Link passed her another jar.  Together, they systematically scooped little pink fairies into jars and sealed them.  Link popped them into his pouch and assured Ilia that they’d be just fine in there. 

 

“That little blue one seems fascinated by you,” Ilia commented, observing a small, blue fairy-orb that was hovering around Link.  It looked like it was trying to inspect his face.

 

“Don’t catch that one,” Link said, “That one’s not a healer.”

 

“How can you tell?”

 

“She’s a blue.  Pink fairies are the medical class of fairy.  Blue ones are… I’m not sure what they are. They’re wild; I think – keepers of the trees and spirits or guides to lost children…something like that.” 

 

“She looks like she’s in love with you.”

 

“Go on, little one,” Link said with a wave of his hand.  “I don’t need you now.” 

 

The blue orb bobbed sadly back toward the shadows. 

 

“I think we’ve got them all,” Ilia said.

 

“Nope,” Link said.  “There are a few more, and we need as many as we can get.”  Without warning, he drew his large hunting knife from his belt and sliced the palm of his right hand with it.
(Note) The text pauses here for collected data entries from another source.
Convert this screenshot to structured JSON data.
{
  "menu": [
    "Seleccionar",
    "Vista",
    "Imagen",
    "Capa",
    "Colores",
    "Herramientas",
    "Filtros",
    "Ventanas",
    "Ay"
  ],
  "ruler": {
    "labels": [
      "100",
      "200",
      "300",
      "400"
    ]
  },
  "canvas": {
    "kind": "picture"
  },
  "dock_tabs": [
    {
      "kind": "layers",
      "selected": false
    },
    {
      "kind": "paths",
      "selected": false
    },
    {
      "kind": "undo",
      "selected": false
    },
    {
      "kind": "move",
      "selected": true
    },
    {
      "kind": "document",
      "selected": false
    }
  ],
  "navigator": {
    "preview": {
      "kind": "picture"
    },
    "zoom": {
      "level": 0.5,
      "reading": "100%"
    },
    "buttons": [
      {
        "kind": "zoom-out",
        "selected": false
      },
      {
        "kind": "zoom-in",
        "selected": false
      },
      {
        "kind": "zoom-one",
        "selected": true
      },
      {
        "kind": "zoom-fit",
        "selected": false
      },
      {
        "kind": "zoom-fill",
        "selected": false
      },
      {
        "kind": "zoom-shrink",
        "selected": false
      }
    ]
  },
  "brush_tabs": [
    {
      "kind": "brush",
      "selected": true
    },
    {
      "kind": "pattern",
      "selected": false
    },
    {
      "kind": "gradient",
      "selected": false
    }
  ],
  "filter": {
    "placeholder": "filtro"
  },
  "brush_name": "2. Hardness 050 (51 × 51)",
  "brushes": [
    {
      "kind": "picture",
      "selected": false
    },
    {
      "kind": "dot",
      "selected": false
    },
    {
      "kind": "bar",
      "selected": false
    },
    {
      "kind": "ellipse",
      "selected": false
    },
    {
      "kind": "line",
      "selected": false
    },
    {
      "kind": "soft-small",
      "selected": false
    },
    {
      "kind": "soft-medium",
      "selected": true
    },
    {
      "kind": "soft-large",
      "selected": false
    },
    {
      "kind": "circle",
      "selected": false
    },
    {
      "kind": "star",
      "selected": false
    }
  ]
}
Ilia yelped.

 

“Sssh!” Link demanded, sheathing his knife and holding his hand out toward the center of the spring as he waded into it.  His blood dripped into the water.  A few fairies started drifting toward him, bringing up their lights to dispel the shadows they came from.  A few more rose out of the water, all of them gathering toward his wounded hand.  He swiftly brought a bottle over with his left and scooped one. His right hand bled over the glass of the bottle as he held it and fumbled to find a cork.  He corked the bottle and slipped it into his pouch.  “Ilia, help,” he whispered as he once again held his hand out to attract the fairies.

 

Ilia quickly scooped. 

 

“Leave one,” Link ordered.  Ilia watched in wonder as the last fairy spun around Link’s hand.  The cut in it mended perfectly, as if sewn up, then pressed and sealed.  Even the callouses that had been on the hand before he’d injured it were gone.  The fairy proceeded to spin around Link’s entire body and vanished as it cleared the top of his head.  

 

He opened his eyes.  “I feel great!” he said. “Nothing like recharging the blood!”  Noting her questioning look, he answered; “Sometimes, the only way to draw them out is with an offering… of sorts.  They respond to pain – at least the pain of a good or neutral person.  These springs are holy places that repel evil… really makes me wonder why they let a blood-filthy person like me here…but as long as the Goddesses have favored me, they’ve had an instinct to heal me.”  

 

Ilia took his right hand in both of hers, inspecting it in the dying rays of the late afternoon sunlight.  “The cut didn’t even leave a scar.” 

 

“Fairies sometimes leave scars,” Link informed, “On really bad wounds, usually just the fatal ones.” 

 

“The sun will set soon.”

 

“Let’s get back to camp.  I’m sure everyone will be happy once they see the help we have for them.”